Ди Медичи, прищурившись, ответил архиепископу долгим взглядом, затем молча кивнул и повернул коня прочь — а архиепископ с упавшим сердцем понял: как бы ни закончилась эта битва, а ди Медичи он потерял навсегда.
Он снова обернулся к МакДжи, чтобы отстоять хотя бы то немногое, с чем он остался.
— Рим позабыл о Греймари и отдает приказания вслепую!
— Рим так глубоко печется о твоей стране, что послал сюда отца Увелла с неотложной миссией, приказав ему узнать о Греймари все, что он сможет! — прокричал в ответ МакДжи. — А теперь прислал меня, чтобы я отдал приказ воочию!
Леди Мэйроуз вцепилась в латную перчатку архиепископа:
— Но подумайте же, милорд! Если Рим прав, то у вас не будет меня!
Архиепископ замер, и на лице его вспыхнул пожар. Затем он огляделся по сторонам и только сейчас сообразил, что окружен своими собственными монахами.
— Отец Ригори! — с облегчением вскрикнул он. — Брат Хэсти! Братья, дети мои! Хватайте этого самозванца!
Но МакДжи строго взглянул на монахов, и все они повернулись в его сторону.
— Вы не подчиняетесь мне? — вскипел архиепископ. — Хватайте его!
МакДжи медленно поднял руку, чтобы все монахи смогли увидеть его перстень.
— Вы поклялись повиноваться мне! — в отчаянии вскричал архиепископ. — Приказываю вам, вспомните свой обет!
— Мы клялись Ордену, милорд, — ответил Ригори с непроницаемым лицом, — а значит, и Генералу. И наша верность ему превосходит наш долг перед тобой.
И медленно опустился на колени, преклонив голову. Один за другим остальные монахи последовали его примеру.
— Вы никогда не верили в мои доктрины, — прошептал посеревший архиепископ. — В глубине ваших сердец вы всегда желали сохранить верность Риму и Короне, но вам не хватало смелости заявить об этом!
Ригори не поднял склоненной головы и ничего не возразил.
— Трусы! — взвыла леди Мэйроуз. — Если вы не можете одолеть самозванца, это сделаю я!
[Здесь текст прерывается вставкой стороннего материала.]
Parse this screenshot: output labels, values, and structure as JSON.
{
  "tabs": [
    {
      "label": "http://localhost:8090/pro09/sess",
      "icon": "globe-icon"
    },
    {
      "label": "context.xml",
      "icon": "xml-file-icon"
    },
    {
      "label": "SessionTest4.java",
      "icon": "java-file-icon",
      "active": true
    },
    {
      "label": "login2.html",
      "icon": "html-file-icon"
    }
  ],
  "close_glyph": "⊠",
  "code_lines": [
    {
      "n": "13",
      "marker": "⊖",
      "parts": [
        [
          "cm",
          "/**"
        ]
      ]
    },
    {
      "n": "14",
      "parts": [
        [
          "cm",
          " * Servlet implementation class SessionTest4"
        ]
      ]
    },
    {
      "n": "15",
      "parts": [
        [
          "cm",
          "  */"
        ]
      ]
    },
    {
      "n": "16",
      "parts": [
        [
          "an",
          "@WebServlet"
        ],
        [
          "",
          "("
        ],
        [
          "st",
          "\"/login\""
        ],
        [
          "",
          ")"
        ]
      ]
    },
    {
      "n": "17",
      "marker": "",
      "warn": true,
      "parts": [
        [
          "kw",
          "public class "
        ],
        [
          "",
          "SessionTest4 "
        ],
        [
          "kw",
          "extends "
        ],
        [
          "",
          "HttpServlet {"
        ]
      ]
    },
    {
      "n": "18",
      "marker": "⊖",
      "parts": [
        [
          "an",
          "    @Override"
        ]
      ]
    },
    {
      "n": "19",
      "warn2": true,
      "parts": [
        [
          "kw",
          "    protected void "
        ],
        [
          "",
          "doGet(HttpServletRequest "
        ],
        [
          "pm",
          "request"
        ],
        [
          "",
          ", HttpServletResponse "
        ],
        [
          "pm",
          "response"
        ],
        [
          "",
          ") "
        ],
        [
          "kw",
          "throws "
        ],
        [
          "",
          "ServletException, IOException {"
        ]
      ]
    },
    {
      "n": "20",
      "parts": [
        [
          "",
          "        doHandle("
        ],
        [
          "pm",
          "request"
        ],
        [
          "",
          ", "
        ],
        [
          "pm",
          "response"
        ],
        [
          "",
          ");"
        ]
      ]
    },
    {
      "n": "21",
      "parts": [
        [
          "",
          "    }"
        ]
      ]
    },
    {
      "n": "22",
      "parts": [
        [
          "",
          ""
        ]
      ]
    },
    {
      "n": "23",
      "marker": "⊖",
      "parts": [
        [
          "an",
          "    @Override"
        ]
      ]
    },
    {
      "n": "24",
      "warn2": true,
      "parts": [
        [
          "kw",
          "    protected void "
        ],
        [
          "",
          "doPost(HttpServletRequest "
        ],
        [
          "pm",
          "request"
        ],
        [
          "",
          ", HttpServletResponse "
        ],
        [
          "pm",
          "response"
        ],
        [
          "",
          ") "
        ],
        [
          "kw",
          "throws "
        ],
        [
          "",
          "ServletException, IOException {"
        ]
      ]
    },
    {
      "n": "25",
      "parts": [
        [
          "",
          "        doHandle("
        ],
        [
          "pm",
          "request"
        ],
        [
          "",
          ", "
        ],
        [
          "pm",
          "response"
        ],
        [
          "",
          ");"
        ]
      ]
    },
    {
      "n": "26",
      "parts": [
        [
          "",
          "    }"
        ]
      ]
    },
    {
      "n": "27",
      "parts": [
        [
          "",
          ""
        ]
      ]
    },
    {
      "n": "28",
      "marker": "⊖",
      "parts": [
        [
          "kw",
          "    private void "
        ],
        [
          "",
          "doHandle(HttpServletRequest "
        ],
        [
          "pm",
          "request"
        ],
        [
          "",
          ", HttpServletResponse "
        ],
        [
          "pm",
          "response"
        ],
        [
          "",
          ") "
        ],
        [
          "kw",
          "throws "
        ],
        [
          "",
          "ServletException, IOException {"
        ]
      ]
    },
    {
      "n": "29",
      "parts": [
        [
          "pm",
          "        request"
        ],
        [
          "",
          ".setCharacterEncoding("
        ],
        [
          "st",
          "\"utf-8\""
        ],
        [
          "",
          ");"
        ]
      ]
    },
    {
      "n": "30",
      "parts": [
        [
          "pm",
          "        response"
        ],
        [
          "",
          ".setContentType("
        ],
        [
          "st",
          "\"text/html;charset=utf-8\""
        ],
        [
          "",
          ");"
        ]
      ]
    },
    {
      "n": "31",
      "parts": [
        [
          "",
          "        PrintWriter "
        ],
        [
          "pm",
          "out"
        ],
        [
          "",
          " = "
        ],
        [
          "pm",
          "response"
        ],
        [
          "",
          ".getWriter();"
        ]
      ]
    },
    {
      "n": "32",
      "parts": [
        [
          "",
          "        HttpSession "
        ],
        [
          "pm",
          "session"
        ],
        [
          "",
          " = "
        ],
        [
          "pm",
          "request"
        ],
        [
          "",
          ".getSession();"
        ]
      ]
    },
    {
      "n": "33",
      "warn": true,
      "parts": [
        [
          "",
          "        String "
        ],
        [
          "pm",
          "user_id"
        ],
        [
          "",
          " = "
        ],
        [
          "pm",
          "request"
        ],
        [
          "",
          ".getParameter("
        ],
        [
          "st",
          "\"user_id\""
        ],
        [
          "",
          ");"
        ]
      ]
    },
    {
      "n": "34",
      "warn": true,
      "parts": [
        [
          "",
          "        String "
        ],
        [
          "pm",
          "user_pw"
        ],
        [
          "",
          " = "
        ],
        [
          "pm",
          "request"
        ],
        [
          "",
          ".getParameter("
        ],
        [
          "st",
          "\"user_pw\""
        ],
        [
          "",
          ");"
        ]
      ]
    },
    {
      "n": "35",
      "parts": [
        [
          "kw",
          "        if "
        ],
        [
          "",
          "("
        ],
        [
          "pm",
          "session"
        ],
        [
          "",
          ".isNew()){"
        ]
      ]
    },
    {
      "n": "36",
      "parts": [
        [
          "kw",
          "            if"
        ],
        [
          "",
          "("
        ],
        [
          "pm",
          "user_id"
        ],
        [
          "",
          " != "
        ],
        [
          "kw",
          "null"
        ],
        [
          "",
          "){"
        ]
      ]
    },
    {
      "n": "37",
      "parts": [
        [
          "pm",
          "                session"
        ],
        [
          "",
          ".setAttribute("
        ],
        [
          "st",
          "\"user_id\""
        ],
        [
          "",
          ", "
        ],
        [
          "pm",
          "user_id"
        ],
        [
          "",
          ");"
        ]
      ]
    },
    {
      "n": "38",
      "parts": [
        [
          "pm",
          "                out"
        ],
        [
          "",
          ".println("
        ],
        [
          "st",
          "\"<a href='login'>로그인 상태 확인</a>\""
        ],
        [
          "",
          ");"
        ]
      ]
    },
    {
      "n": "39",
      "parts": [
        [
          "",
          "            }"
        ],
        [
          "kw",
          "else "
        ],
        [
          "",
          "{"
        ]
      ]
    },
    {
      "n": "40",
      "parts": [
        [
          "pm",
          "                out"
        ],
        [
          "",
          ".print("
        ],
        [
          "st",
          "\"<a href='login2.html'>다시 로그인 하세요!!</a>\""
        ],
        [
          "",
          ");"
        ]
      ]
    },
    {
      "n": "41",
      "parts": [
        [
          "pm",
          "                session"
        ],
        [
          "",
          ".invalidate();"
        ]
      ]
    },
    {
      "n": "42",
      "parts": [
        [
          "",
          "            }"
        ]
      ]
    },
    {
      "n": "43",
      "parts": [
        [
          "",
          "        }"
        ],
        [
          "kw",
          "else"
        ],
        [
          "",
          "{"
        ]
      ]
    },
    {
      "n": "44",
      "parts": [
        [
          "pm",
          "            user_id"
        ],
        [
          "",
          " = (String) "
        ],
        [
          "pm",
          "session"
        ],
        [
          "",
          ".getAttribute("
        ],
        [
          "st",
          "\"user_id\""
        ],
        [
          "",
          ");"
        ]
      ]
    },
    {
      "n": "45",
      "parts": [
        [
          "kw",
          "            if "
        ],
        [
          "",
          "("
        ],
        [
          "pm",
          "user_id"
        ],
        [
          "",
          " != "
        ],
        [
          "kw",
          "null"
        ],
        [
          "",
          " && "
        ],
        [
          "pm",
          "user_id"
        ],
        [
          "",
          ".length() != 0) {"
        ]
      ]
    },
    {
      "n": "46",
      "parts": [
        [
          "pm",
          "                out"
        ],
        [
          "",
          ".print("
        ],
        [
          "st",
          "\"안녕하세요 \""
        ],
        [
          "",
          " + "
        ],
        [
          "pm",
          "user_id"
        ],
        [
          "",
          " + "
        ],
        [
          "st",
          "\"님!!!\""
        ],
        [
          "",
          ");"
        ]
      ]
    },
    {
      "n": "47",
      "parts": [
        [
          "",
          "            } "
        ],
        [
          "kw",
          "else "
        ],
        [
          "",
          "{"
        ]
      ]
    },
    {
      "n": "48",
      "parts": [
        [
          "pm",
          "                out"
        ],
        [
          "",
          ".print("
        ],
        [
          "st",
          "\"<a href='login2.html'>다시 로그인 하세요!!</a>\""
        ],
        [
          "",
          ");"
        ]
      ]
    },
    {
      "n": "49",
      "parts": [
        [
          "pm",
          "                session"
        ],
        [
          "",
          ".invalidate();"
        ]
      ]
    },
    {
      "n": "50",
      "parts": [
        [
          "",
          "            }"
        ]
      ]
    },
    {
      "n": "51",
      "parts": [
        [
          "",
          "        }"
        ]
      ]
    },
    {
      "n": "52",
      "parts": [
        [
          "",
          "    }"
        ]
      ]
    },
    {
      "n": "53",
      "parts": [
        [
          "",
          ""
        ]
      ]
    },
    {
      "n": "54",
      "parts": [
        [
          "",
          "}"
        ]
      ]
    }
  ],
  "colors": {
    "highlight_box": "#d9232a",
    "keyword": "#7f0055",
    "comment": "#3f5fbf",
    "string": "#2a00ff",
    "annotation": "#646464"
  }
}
Она выхватила булаву из обмякших пальцев архиепископа и занесла ее над головой, чтобы обрушить на МакДжи.
Но воздух вспорол возмущенный крик, достойный разгневанного ангела, и с небес на них обрушилась маленькая фигурка верхом на метле. Булава в руках леди Мэйроуз рванулась вверх, едва не сбросив всадницу с седла, а затем метнулась к ее голове. Леди Мэйроуз завизжала, стараясь увернуться от страшных шипов, а архиепископ, с испуганным криком бросившийся ей на помощь, едва успел перехватить булаву.
— Соблазнительница! — взвизгнула маленькая ведьмочка, кружась в десяти футах над головами. — Гнусная распутница!
А сверху уже спускалась ведьма постарше, оседлав метлу по-женски, боком.
— Милорды! Славные рыцари! Неужели вы позволите этой змее ползать среди вас? Ловите ее!
Голос колдуньи непостижимым образом подталкивал к действию, брал за душу чем-то большим, чем простыми властными нотками. Графья с криками облегчения (наконец-то и они могли заняться чем-то полезным) бросились вперед и, с дюжиной рыцарей набросившись на леди Мэйроуз, вырвали подстрекательницу из рук архиепископа. Тот взревел, вновь преисполнившись ярости, поймал булаву, выпавшую из женских рук, и замахнулся на обидчиков.
С пушечным выстрелом в воздухе возник Джеффри, подняв руку вверх, и булава отскочила от невидимого щита.
— Так ты еще дерешься? Ты, несший слово Христово? Ты, повелевавший рыцарями и графами! Ах ты извратитель Евангелий! Монах-отступник! Ты недостоин твоей сутаны!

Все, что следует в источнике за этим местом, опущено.